Development of an anti-EGFRvIII CAR vector for clinical applications. (A) DNA for anti-EGFRvIII vector 139-28BBZ was used to generate a PG13-based producer cell line clone (vIII CAR-F10), which was produced as an MCB. The MCB was then expanded and larger volumes of vector supernatant harvested over 4 consecutive days (Harvest 1–6) and stored in aliquots. Aliquots for each harvest were used to transduce T cells, which were tested for specific reactivity against EGFRvIII-expressing target cells (U251-EGFRvIII). Shown is the resultant IFN-γ production following overnight coculture (shown in pg/mL, mean of triplicate determinations) with the indicated target cells. Differences between recognition of EGFRvIII-transduced U251 versus EGFRwt-U251 were statistically significant (p<0.001, Student's t test). The percent gene transfer achieved was determined by staining with protein L followed by FACS analysis (shown as % CAR⁺).
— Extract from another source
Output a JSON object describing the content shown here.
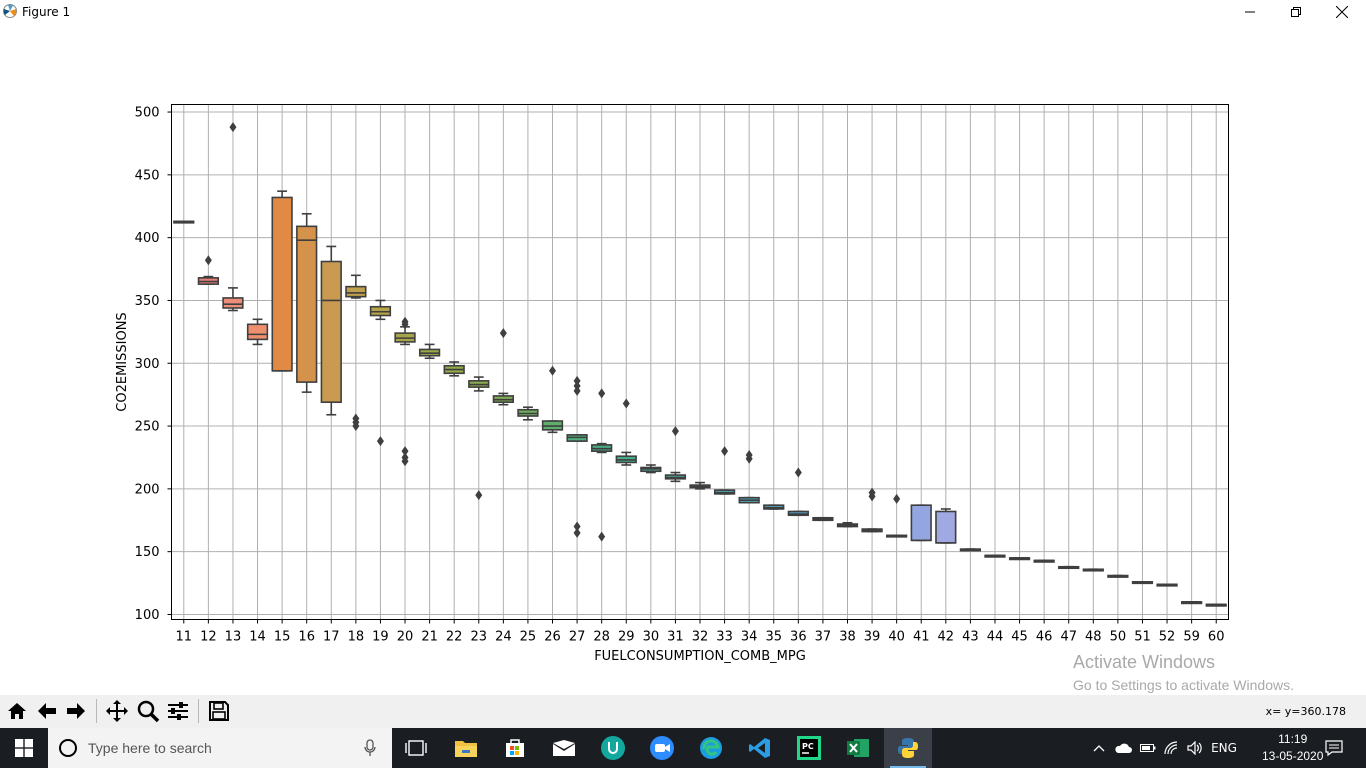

T cells transduced with the anti-ERBB2 CAR were used as control. (B) Harvests 3 and 4 were thawed and pooled to transduce a second donor's T cells to determine reactivity against a panel of normal human primary cell cultures. Shown is the resultant IFN-γ production following overnight coculture (shown in pg/mL, mean of triplicate determinations) with the indicated target cells. The percent CAR gene transfer achieved is shown in the FACS histograms to the right. T cells transduced with a GFP vector (GFP) and an anti-CD19 CAR (CD19) were used as controls. Primary cells were as follows: NHDF-AD, adult human diploid fibroblast; NHDF-Neo, neonatal human diploid fibroblast; HMVec, human microvascular endothelial cells; NHBC, normal human bronchial epithelial cells; HPrEC, human prostate epithelial cells; SAEC, human small airway epithelial cells; HRE, human renal epithelial cells; EBV-B, an EBV transformed B cell line.